Alberto Barbera, der Direktor des Venedig Filmfestivals, sicherte sich trotz begrenzter Beiträge von großen US-amerikanischen Studios und Streaming-Diensten eine starke Auswahl in diesem Jahr. Er führt dies auf das zurück, was er als eine „Identitätskrise“ innerhalb dieser Unternehmen sieht.

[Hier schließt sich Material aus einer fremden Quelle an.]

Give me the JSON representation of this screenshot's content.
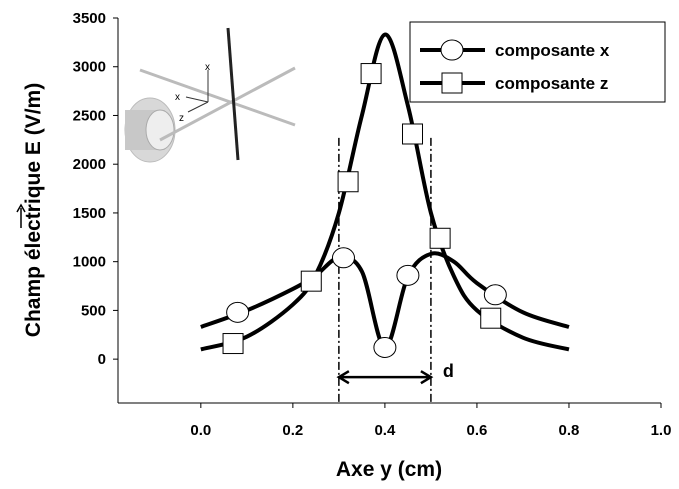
{
  "chart_data": {
    "type": "line",
    "x_label": "Axe y (cm)",
    "y_label": "Champ électrique E (V/m)",
    "xlim": [
      -0.18,
      1.0
    ],
    "ylim": [
      -450,
      3500
    ],
    "xticks": [
      {
        "value": 0,
        "label": "0.0"
      },
      0.2,
      0.4,
      0.6,
      0.8,
      {
        "value": 1,
        "label": "1.0"
      }
    ],
    "yticks": [
      0,
      500,
      1000,
      1500,
      2000,
      2500,
      3000,
      3500
    ],
    "x": [
      0,
      0.1,
      0.2,
      0.25,
      0.3,
      0.35,
      0.4,
      0.45,
      0.5,
      0.55,
      0.6,
      0.7,
      0.8
    ],
    "series": [
      {
        "name": "composante x",
        "color": "#000000",
        "marker": "circle",
        "values": [
          330,
          500,
          720,
          860,
          1040,
          900,
          120,
          850,
          1080,
          1000,
          780,
          480,
          330
        ],
        "markers": {
          "x": [
            0.08,
            0.31,
            0.4,
            0.45,
            0.64
          ],
          "values": [
            480,
            1040,
            120,
            860,
            660
          ]
        }
      },
      {
        "name": "composante z",
        "color": "#000000",
        "marker": "square",
        "values": [
          100,
          230,
          560,
          870,
          1500,
          2500,
          3330,
          2600,
          1500,
          850,
          500,
          220,
          100
        ],
        "markers": {
          "x": [
            0.07,
            0.24,
            0.32,
            0.37,
            0.46,
            0.52,
            0.63
          ],
          "values": [
            160,
            800,
            1820,
            2930,
            2310,
            1240,
            420
          ]
        }
      }
    ],
    "bracket": {
      "label": "d",
      "x": [
        0.3,
        0.5
      ],
      "y_range": [
        -450,
        2270
      ],
      "arrow_y": -185
    },
    "inset": {
      "labels": [
        "x",
        "x",
        "z"
      ]
    }
  }
}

Das 80. Venedig Filmfestival soll neue Werke prominenter internationaler Regisseure zeigen. Barbera hob seinen Erfolg bei der Zusammenstellung eines „aufsehenerregenden Programms“ mit zahlreichen anwesenden Stars hervor, selbst mit weniger Filmen aus US-amerikanischen Studios und Streaming-Diensten.
Barbera erklärte ausdrücklich, dass das mangelnde Engagement amerikanischer Unternehmen auf einen internen Kampf zurückzuführen sei, den sie führen. Ihm zufolge „erleben sie eine Identitätskrise“. Er ging nicht näher auf die Einzelheiten dieser wahrgenommenen Krise ein, aber es scheint ein Schlüsselfaktor für ihre geringere Präsenz auf dem Festival zu sein.
Dem Festival gelang es in letzter Minute, Robert Pattinsons Film ‘Primetime’ zu sichern, was Barberas Fähigkeit demonstriert, selbst inmitten von Herausforderungen bedeutende Projekte anzuziehen. Die Auswahl umfasst auch neue Projekte von Regisseuren wie Martin McDonagh und Florian [the source cuts off here].